Selon la chercheuse Christiane Ndiaye, « Ahmadou Kourouma a écrit Allah n’est pas obligé à la demande d’enfants des écoles de Djibouti. Ahmadou Kourouma leur a délivré un message hautement politique : «Quand on dit qu’il y a guerre tribale dans un pays, ça signifie que des bandits de grand chemin se sont partagé le pays. Ils se sont partagé la richesse ; ils se sont partagé le territoire ; ils se sont partagé les hommes. Ils se sont partagé tout et tout et tout le monde entier les laisse faire. Tout le monde les laisse tuer librement les innocents, les enfants et les femmes».

Dans un entretien accordé au quotidien français L´Humanité en 2000, Ahmadou Kourouma a encore expliqué là-dessus: « En fait, c'est quelque chose qui m'a été imposé par des enfants. Quand je suis parti en Éthiopie, j'ai participé à une conférence sur les enfants soldats de la Corne de l'Afrique. J'en ai rencontré qui étaient originaires de la Somalie. Certains avaient perdu leurs parents et ils m'ont demandé d'écrire quelque chose sur ce qu'ils avaient vécu, sur la guerre tribale. Ils en ont fait tout un problème ! Comme je ne pouvais pas écrire sur les guerres tribales d'Afrique de l'Est que je connais mal, et que j'en avais juste à côté de chez moi, j'ai travaillé sur le Liberia et la Sierra Leone ».

On retrouve Birahima dans le dernier roman de Kourouma, Quand on refuse, on dit nom, auquel l´auteur travaillait au moment de sa mort. Maintenant démobilisé, il se débrouille à Daloa, une ville du sud de la Côte d´Ivoire où il exerce la fonction d´aboyeur pour une compagnie de gbagas, les taxi-brousse locaux. Cependant, il rêve toujours de richesse et de gloire. Surtout il n´a d´yeux que pour Fanta, belle comme un masque gouro. Lorsque la fille décide de fuir vers le nord, Birahima se propose comme garde du corps. Fanta entreprend alors de faire l´éducation de son jeune compagnon. Elle lui raconte l´histoire de leur pays, des origines à nos jours, que le garnement interprète à sa façon naïve et malicieuse.
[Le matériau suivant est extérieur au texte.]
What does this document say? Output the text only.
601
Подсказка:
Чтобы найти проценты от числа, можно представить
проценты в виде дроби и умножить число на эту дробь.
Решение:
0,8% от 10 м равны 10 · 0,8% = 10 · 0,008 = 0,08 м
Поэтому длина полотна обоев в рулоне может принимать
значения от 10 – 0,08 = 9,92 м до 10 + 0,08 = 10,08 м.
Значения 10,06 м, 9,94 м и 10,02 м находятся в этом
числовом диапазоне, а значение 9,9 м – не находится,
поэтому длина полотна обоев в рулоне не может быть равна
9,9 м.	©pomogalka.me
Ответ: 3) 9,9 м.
Roman inachevé certes, mais où les qualités qui ont fait la réputation de Kourouma sont intactes. Le roman, dont le texte a été établi par Gilles Carpentier, est paru en septembre 2004.

Dans un article publié dans le quotidien Le Monde en septembre 2000, le critique Pierre Lepape considérait qu´Ahmadou Kourouma avait repris  le schéma du roman picaresque adapté à un autre univers : « Le roman européen des xvie et xviie siècles, de Lazarillo de Tormès aux Aventures de Simplex Simplicissimus, a inventé une manière de décrire le monde des humbles et des méprisés. Des enfants ou de très jeunes gens, jetés sur les routes par l’abandon, la misère et les horreurs de la guerre, découvraient, d’aventures en rencontres de hasard et de mauvaises fortunes en opérations de survie, le visage réel de la société, l’envers des apparences, de l’ordre, des hiérarchies, des raisons. Kourouma reprend le schéma picaresque de l’errance. »

Ahmadou Kourouma –que Jean –Michel Djian a dénommé dans sa biographie «l´ogre malinké» -s´est éteint il y a plus de vingt ans, mais ses livres sont là pour témoigner, sous le charme de la fiction et dans une veine satirique, des heurs et malheurs de la réalité africaine.